One of Ponty's greatest abilities is to blend different influences but always keeping intact his distinctive sound and style, strangely in this case seems that he got too involved with the strong rhythms and tribal chants loosing part of his personal and unique style which is absorbed by the strength and magic of African music.

The whole staff of musicians is from West Africa, and most of them play exotic instruments like cora, bugarubu balaphon, sabers, tama, etc; a prove that he got really involved in this project, but he had to pay the price because he lost control at some point, ceasing to be a fusion album but mainly an African music release.

Even stranger is that he lets Abdou Mboup, Willy Nfor & Myriam Betty make the arrangements in a couple of songs when Ponty is well known for assuming the absolute control of his albums. Of course this two songs (Mam'Mai and Sakka Sakka) are a pure expression of Afro Funk more than Prog Fusion, even when his unique violin remains almost intact.
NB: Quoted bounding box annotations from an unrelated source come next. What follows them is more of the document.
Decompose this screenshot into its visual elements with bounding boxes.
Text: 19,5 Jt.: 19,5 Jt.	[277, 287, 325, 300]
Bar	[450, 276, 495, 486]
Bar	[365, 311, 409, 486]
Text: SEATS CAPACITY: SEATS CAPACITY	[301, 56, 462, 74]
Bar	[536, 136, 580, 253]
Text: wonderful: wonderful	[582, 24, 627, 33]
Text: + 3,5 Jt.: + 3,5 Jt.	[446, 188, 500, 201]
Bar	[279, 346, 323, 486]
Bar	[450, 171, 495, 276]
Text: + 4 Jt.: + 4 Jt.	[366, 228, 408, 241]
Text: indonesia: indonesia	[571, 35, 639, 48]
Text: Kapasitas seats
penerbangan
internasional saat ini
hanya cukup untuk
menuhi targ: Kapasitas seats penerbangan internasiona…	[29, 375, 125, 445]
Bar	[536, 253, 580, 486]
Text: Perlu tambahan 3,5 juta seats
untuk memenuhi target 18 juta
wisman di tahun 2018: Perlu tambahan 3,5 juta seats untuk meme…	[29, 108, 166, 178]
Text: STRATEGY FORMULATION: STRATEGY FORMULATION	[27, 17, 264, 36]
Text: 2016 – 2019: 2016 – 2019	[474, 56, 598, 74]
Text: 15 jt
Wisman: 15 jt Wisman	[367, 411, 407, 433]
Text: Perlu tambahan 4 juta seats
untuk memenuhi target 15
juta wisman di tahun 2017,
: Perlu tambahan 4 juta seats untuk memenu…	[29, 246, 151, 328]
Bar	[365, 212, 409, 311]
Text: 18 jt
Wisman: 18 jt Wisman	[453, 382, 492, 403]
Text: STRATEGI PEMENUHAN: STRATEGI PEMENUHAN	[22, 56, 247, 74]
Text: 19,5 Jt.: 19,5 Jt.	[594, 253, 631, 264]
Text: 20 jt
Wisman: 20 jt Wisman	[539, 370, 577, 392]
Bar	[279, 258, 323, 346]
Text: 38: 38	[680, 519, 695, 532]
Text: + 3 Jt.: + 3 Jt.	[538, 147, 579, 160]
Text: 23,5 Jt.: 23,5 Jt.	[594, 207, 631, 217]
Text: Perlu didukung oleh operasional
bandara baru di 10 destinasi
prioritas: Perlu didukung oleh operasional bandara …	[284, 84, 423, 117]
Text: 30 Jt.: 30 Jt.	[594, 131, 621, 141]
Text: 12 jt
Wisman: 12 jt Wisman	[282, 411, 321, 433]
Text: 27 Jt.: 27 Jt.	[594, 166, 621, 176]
In this case I don't consider necessary to make a song by song review because all the songs have a very similar sound and atmosphere, making Tchokola a bit boring by moments, because it's as a stampede of complex rhythmic patterns and chants but somehow repetitive, despite this fact I'll mention at least two tracks that impressed me.

My favorite song from this album is Tchokola, probably the only pure expression of the complex and rich fusion that Monsieur Ponty is used to give us, beautiful violin, jazzy structure with a subtle background of African percussion, he never lost control in this song, by far the best one in the album.

My second choice is Mouna Bowa, this song presents a perfect balance between Jazz and Afro Beat, Ponty is simply delightful, Jean Luc really has a lot of fun in this song playing like a kid with his violin, but the real star of this track is Guy Nsangué (who's still playing with him after so many years) with his amazing and strong bass, Nsangué is not just part of the rhythm section he takes the lead along with Jean Luc, another great track.

From a general perspective I must admit thatTchokola a good album, interesting and exiting from an explorative point of view, but not what you could expect from a Jean Luc Ponty release.

It's hard to rate this album, because one of the main characteristics of Prog' is to experiment and Tchokola is clearly an experimental album, but this is no reason to loose part of his personality as Ponty does in some of the songs, so I will rate Tchokola with 3 stars, because it's interesting and exiting but not in the level of his previous works.